To be eligible, you can’t have owned a principal residence during the three years prior to purchase date and your adjusted gross income or AGI can’t be more than $95,000 ($170,000 if filing married joint). AGI is basically your taxable income before you subtract your standard or itemized tax deduction and exemptions.
In Live Community, we’re seeing lots of questions about who gets the tax credit if an unmarried couple (or siblings, fishing buddies, sorority sisters, etc.) buys a home in 2009. Let’s say the home’s price is $60,000. Since each person files a separate tax return, does each person get the $6,000 ($60,000 times 10%) credit? Nope! There’s only one credit per home – but the buyers can divvy it up in many different ways.

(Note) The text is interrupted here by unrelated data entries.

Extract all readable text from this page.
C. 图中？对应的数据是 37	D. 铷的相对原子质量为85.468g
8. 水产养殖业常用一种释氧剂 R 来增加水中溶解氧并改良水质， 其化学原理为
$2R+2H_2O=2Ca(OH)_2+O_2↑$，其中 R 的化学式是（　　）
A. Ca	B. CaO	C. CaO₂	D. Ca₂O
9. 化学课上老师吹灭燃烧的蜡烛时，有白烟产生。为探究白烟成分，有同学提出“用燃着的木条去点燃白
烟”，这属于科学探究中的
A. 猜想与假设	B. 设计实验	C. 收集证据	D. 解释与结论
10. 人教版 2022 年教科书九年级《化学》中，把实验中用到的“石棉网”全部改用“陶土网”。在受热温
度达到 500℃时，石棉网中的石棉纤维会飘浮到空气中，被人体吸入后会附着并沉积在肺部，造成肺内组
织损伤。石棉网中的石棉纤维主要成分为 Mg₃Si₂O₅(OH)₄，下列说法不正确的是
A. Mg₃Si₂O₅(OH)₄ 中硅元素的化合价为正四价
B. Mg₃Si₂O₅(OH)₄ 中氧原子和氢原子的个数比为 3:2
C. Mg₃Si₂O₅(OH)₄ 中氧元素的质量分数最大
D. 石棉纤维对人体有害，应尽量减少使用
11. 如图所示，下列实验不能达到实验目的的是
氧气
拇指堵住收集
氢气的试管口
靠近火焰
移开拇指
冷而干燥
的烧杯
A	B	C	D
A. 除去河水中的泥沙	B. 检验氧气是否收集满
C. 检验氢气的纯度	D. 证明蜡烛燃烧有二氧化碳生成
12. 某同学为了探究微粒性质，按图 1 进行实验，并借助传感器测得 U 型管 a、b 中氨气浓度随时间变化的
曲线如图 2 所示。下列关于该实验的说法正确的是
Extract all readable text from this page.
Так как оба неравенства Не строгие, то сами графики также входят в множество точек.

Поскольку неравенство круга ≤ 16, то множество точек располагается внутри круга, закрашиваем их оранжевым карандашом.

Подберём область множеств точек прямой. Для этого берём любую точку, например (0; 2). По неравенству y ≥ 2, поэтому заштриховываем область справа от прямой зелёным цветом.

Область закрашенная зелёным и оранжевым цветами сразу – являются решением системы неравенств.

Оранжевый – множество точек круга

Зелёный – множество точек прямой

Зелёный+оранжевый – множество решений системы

The IRS says that the taxpayers can allocate the tax credit in any “reasonable” manner as long as they don’t give the credit to someone who is ineligible for the credit. Huh?
Let’s look at some of the possibilities.
Sam and Suzy have dated forever and decided it’s time to buy a $100,000 house. It’ll be a first-time purchase for both of them. The maximum credit for this home is $8,000.
Example 1: Sam plans to pay $30,000 and Suzy to pay $10,000 toward the down payment. They will both be jointly liable for the remaining $60,000 mortgage and have one-half interest in the home as tenants in common. Sam’s adjusted gross income (AGI) is $60,000 and so is Suzy’s.
Option 1: Based on contributions to the purchase, Sam could get 60% of the $8,000 credit or $4,800. Here’s how his 60% is figured: $30,000 down payment + $30,000 mortgage share /$100,000 purchase price = 60%.
Suzy could get 40% of the $8,000 credit or $3,200. That’s $10,000 down payment + $30,000 mortgage share / $100,000 purchase price = 40%.
Note: Sam’s $4,800 credit plus Suzy’s $3,200 credit equals $8,000. The total of the credits can’t be more than $8,000.
Option 2: Based on their ownership interests, they could each get 50% of the $8,000 credit, or $4,000.
Option 3: 100% of the credit could go to either Sam or Suzy because both are eligible for the credit.
Example 2: Same as example 1 however Sam’s AGI is $100,000 and Suzy’s AGI $50,000.
Option 1:Since Sam’s AGI is greater than $95,000, he is not eligible for the credit so Suzy takes all of the credit.
Example 3: Same as example 1 however Sam owned a home from 2000 and sold it in 2007.
Option 1: Since Sam owned a home in the 3 years prior to the new purchase, he isn’t eligible for the credit. Just like example 2, Suzy can get all of the $8,000 credit.
Example 4:Same as example 1 however Sam’s AGI is $85,000 and Suzy’s is $60,000. Note: If the AGI is between $75,000 and $95,000, the amount of homebuyer credit allowed is “phased out” the closer the AGI gets to $95,000.
Option 1: Since Sam’s AGI is half way in the “phase out”, the amount of credit that is allocated to Sam will be reduced by 50%. Let’s say the credit is split 50/50 with Sam and Suzy. Suzy’s return will show her share of the credit – $4,000 and since her AGI is less than $85,000, she’ll get all of the $4,000 credit on her tax return.
When Sam files his tax return, he’ll show his share of the credit ($4,000) credit with an AGI of $85,000. However, the phase-out calculation will limit the credit on his tax return to only $2,000 ($4,000 times 50%).
In this case, only $6,000 of the $8,000 was available as a refund or to reduce taxes.
Option 2: Suzy could get all of the $8,000 credit.
As you can see, the homebuyer tax credit could be a real boost for the housing industry and the economy – and be a great exercise in sharing the credit and handling relationships!